20 de março de 2012

NIZAN GUANAES: Kony 2012



O filme foi projetado para aproveitar ao máximo as ferramentas, a linguagem e o espírito do mundo digital
ESTE É um momento disruptivo da humanidade e dos negócios como poucos o foram. A comunicação é o principal vetor dessas mudanças, e é fácil de entender o motivo. Basta olhar para o celular na sua mão, o tablet na sua bolsa, o laptop no seu colo, o PC na sua mesa, a smart TV na sua sala.
Todos estamos na mira e somos usuários dessas armas de comunicação em massa 24/7.

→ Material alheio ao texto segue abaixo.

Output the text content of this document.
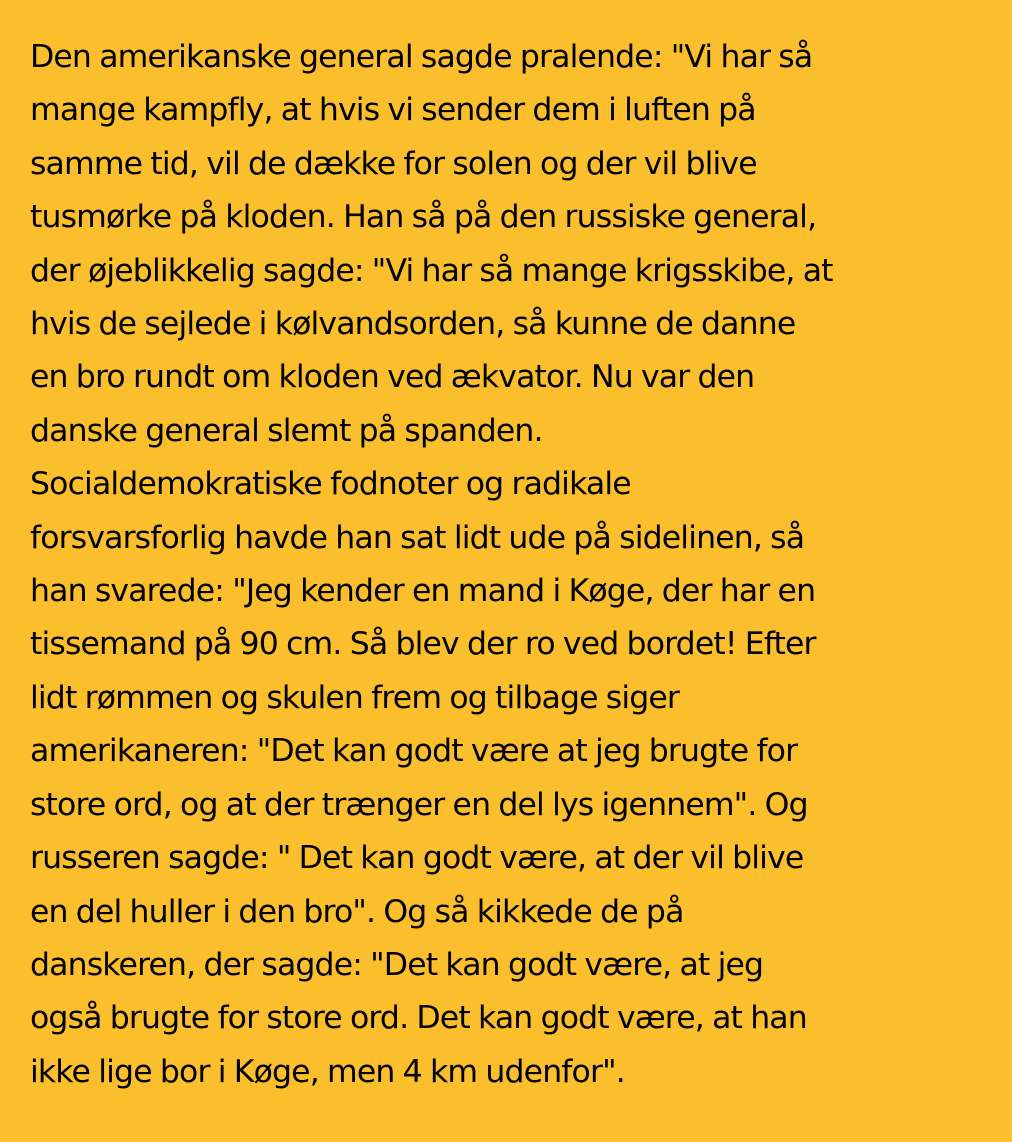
Den amerikanske general sagde pralende: "Vi har så
mange kampfly, at hvis vi sender dem i luften på
samme tid, vil de dække for solen og der vil blive
tusmørke på kloden. Han så på den russiske general,
der øjeblikkelig sagde: "Vi har så mange krigsskibe, at
hvis de sejlede i kølvandsorden, så kunne de danne
en bro rundt om kloden ved ækvator. Nu var den
danske general slemt på spanden.
Socialdemokratiske fodnoter og radikale
forsvarsforlig havde han sat lidt ude på sidelinen, så
han svarede: "Jeg kender en mand i Køge, der har en
tissemand på 90 cm. Så blev der ro ved bordet! Efter
lidt rømmen og skulen frem og tilbage siger
amerikaneren: "Det kan godt være at jeg brugte for
store ord, og at der trænger en del lys igennem". Og
russeren sagde: " Det kan godt være, at der vil blive
en del huller i den bro". Og så kikkede de på
danskeren, der sagde: "Det kan godt være, at jeg
også brugte for store ord. Det kan godt være, at han
ikke lige bor i Køge, men 4 km udenfor".
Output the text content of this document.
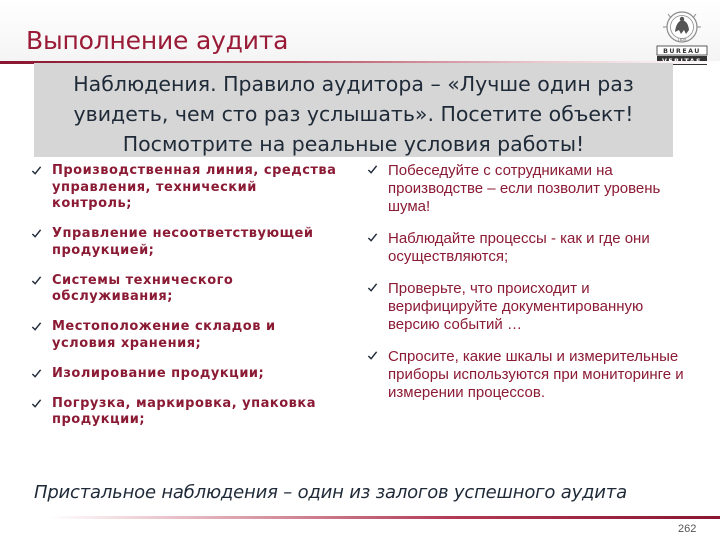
Выполнение аудита	1828
BUREAU
Наблюдения. Правило аудитора – «Лучше один раз
увидеть, чем сто раз услышать». Посетите объект!
Посмотрите на реальные условия работы!
Производственная линия, средства управления, технический контроль;
Управление несоответствующей продукцией;
Системы технического обслуживания;
Местоположение складов и условия хранения;
Изолирование продукции;
Погрузка, маркировка, упаковка продукции;
Побеседуйте с сотрудниками на производстве – если позволит уровень шума!
Наблюдайте процессы - как и где они осуществляются;
Проверьте, что происходит и верифицируйте документированную версию событий …
Спросите, какие шкалы и измерительные приборы используются при мониторинге и измерении процессов.
Пристальное наблюдения – один из залогов успешного аудита
262
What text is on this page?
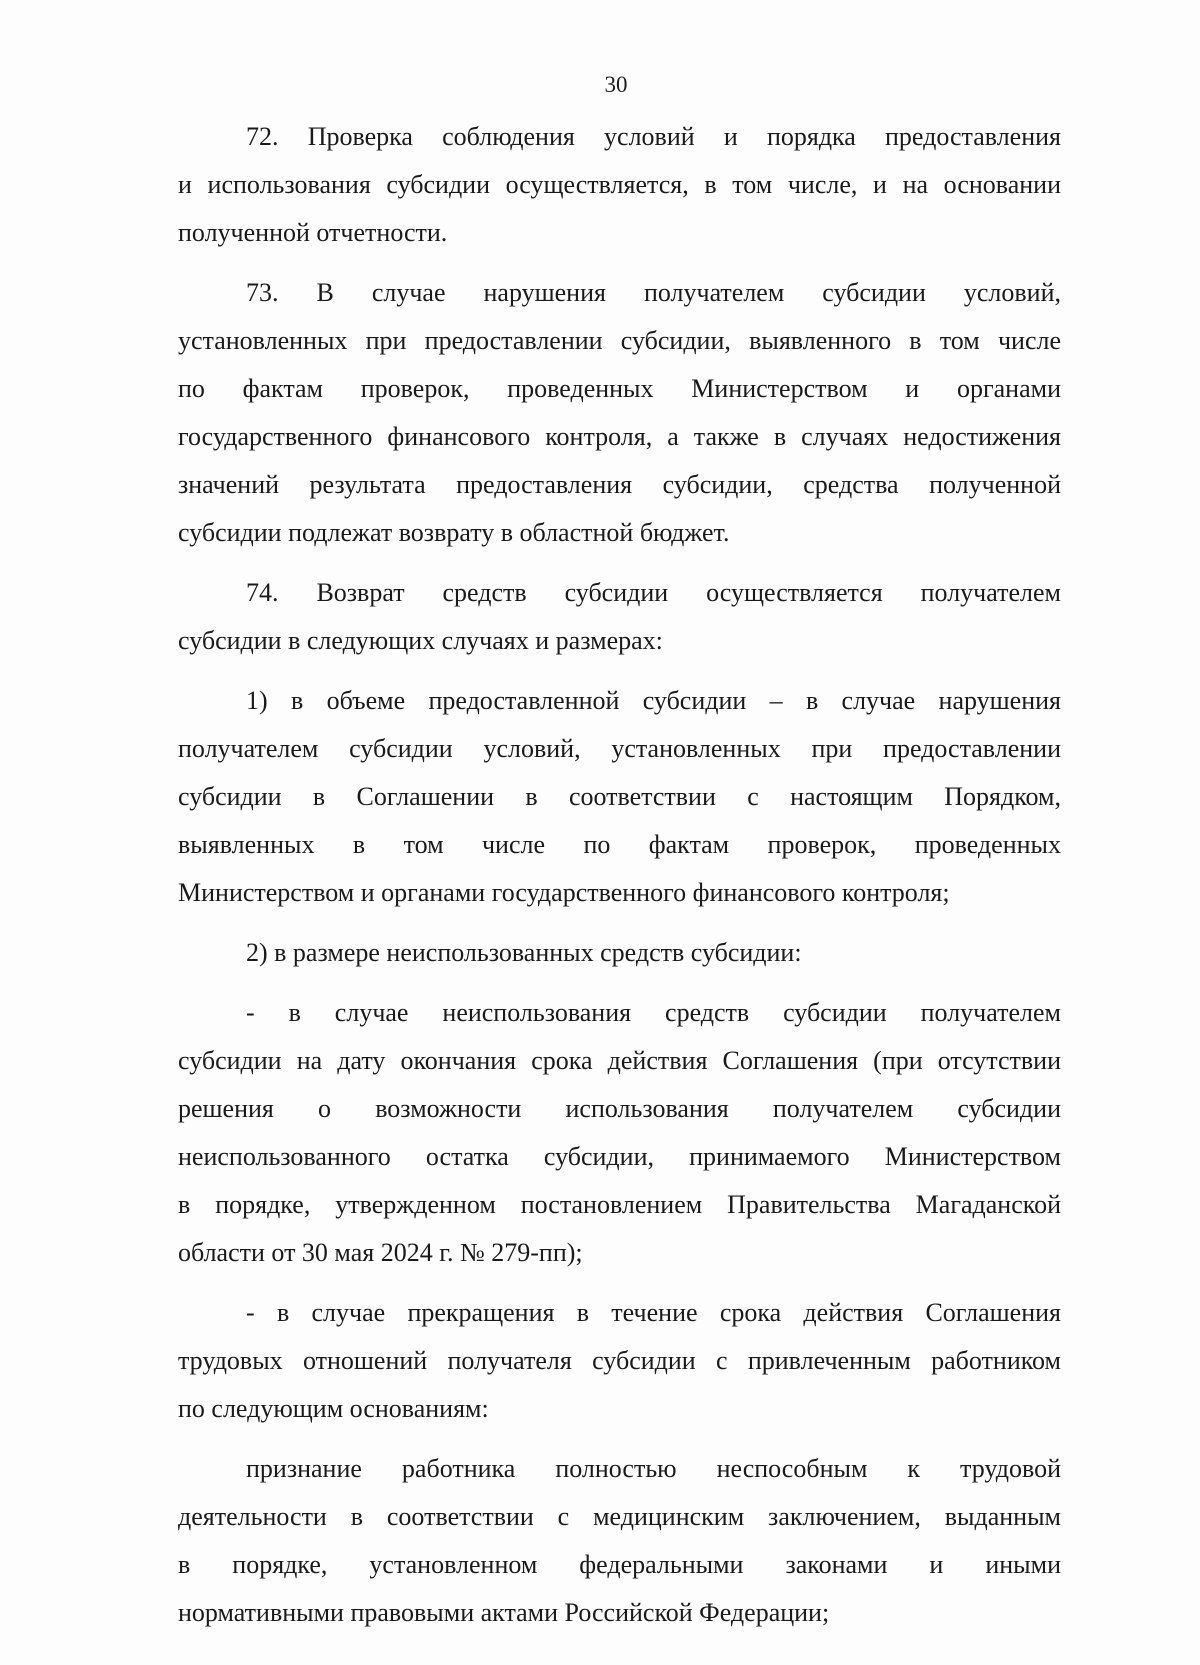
30
72. Проверка соблюдения условий и порядка предоставления
и использования субсидии осуществляется, в том числе, и на основании
полученной отчетности.
73. В случае нарушения получателем субсидии условий,
установленных при предоставлении субсидии, выявленного в том числе
по фактам проверок, проведенных Министерством и органами
государственного финансового контроля, а также в случаях недостижения
значений результата предоставления субсидии, средства полученной
субсидии подлежат возврату в областной бюджет.
74. Возврат средств субсидии осуществляется получателем
субсидии в следующих случаях и размерах:
1) в объеме предоставленной субсидии – в случае нарушения
получателем субсидии условий, установленных при предоставлении
субсидии в Соглашении в соответствии с настоящим Порядком,
выявленных в том числе по фактам проверок, проведенных
Министерством и органами государственного финансового контроля;
2) в размере неиспользованных средств субсидии:
- в случае неиспользования средств субсидии получателем
субсидии на дату окончания срока действия Соглашения (при отсутствии
решения о возможности использования получателем субсидии
неиспользованного остатка субсидии, принимаемого Министерством
в порядке, утвержденном постановлением Правительства Магаданской
области от 30 мая 2024 г. № 279-пп);
- в случае прекращения в течение срока действия Соглашения
трудовых отношений получателя субсидии с привлеченным работником
по следующим основаниям:
признание работника полностью неспособным к трудовой
деятельности в соответствии с медицинским заключением, выданным
в порядке, установленном федеральными законами и иными
нормативными правовыми актами Российской Федерации;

Como ficaria a arquitetura se todos virassem arquitetos? Como ficaria a medicina se todos virassem médicos? Foi o que aconteceu com a comunicação: todos nós viramos comunicadores. E a comunicação ganhou força e velocidade com isso.
Mas se não temos dúvida de que vivemos uma nova era na comunicação, temos muitas dúvidas quando tentamos imaginar o seu futuro.
Mundos completamente diferentes estão se encontrando pela tecnologia. Um celular pode competir com um banco. Não existem mais divisas. O que antes levava décadas, hoje leva dias, minutos.
É preciso mais do que nunca estar aberto às novidades, aprender com os erros e os acertos dos outros. Só um burro não copia, é um idiota original.
Se o comercial de 30 segundos foi durante décadas o rei incontestável das campanhas de comunicação, hoje não há mais reinos nem reis, só um mundo ao mesmo tempo plano e complexo, onde as relações em rede, laterais, são cada vez mais centrais.
Para entender essa comunicação 2012 é preciso entender Kony 2012.
Como você provavelmente já viu, Kony 2012 é um filme de quase 30 minutos feito para a web por uma ONG americana com um desafio à audiência global: prender até o final de 2012, pela ação dos internautas que o estão assistindo, o ugandense Joseph Kony. É a justiça do clique, em escala global.
Kony encabeça a lista de procurados do Tribunal Penal Internacional. Ele é responsável pelo sequestro e morte de milhares de crianças que formam sua milícia e que há décadas aterroriza Uganda e países vizinhos. O filme diz que Kony só não está preso porque quase ninguém no mundo sabe quem ele é e o mal que ele faz. A missão do filme é justamente apresentá-lo ao mundo.
Missão cumprida.
Kony 2012 tornou-se o vídeo mais viral na (curtíssima) história das mídias sociais. Em seis dias, sua mensagem foi vista por mais de 100 milhões de pessoas ao redor do mundo, o que levaria meses e milhões de dólares numa campanha tradicional de marketing.
Como todo sucesso na web, Kony 2012 tornou-se instantaneamente alvo de controvérsia e crítica. O autor do filme foi inclusive preso andando nu e gritando pelas ruas de San Diego no final de semana passado. Mas se há quem discorde do filme e de seus realizadores, seu sucesso como produto de comunicação e ativismo social é inegável, um marco nas duas áreas nessa transição do mundo off-line para o mundo on-line.
Kony 2012 foi projetado para aproveitar ao máximo a linguagem, as ferramentas e o espírito do mundo digital. O filme exorta repetidas vezes o novo poder do público e inteligentemente exorta esse público a pressionar uma lista estratégica de grandes estrelas que têm milhões de seguidores em seus canais pessoais no Twitter, no Facebook, no Tumblr etc.
Em poucos dias, nomes como Justin Bieber e Oprah Winfrey receberam uma enxurrada de mensagens pedindo que falassem de Kony 2012. E falaram, transmitiram o vírus a seus milhões de seguidores, que retransmitiram a outros milhões, e assim segue até agora.
Campanhas muito bem-sucedidas de marcas, de produtos e suas causas nunca chegaram perto do que Kony 2012 alcançou tão rapidamente. E os muito lentos que me perdoem, mas velocidade hoje é fundamental. É preciso errar rápido para acertar rápido.
A Kodak, por exemplo, demorou a perceber que seu negócio não era fazer filmes, mas registrar momentos. Essa demora destruiu a empresa justamente no momento em que a fotografia explodiu no mundo pela via digital.
A propaganda correrá o mesmo risco se demorar a aprender os segredos dessa nova comunicação. Kony 2012 é uma grande lição. Já estamos aprendendo.
NIZAN GUANAES, publicitário e presidente do Grupo ABC, escreve às terças-feiras, a cada 14 dias, nesta coluna.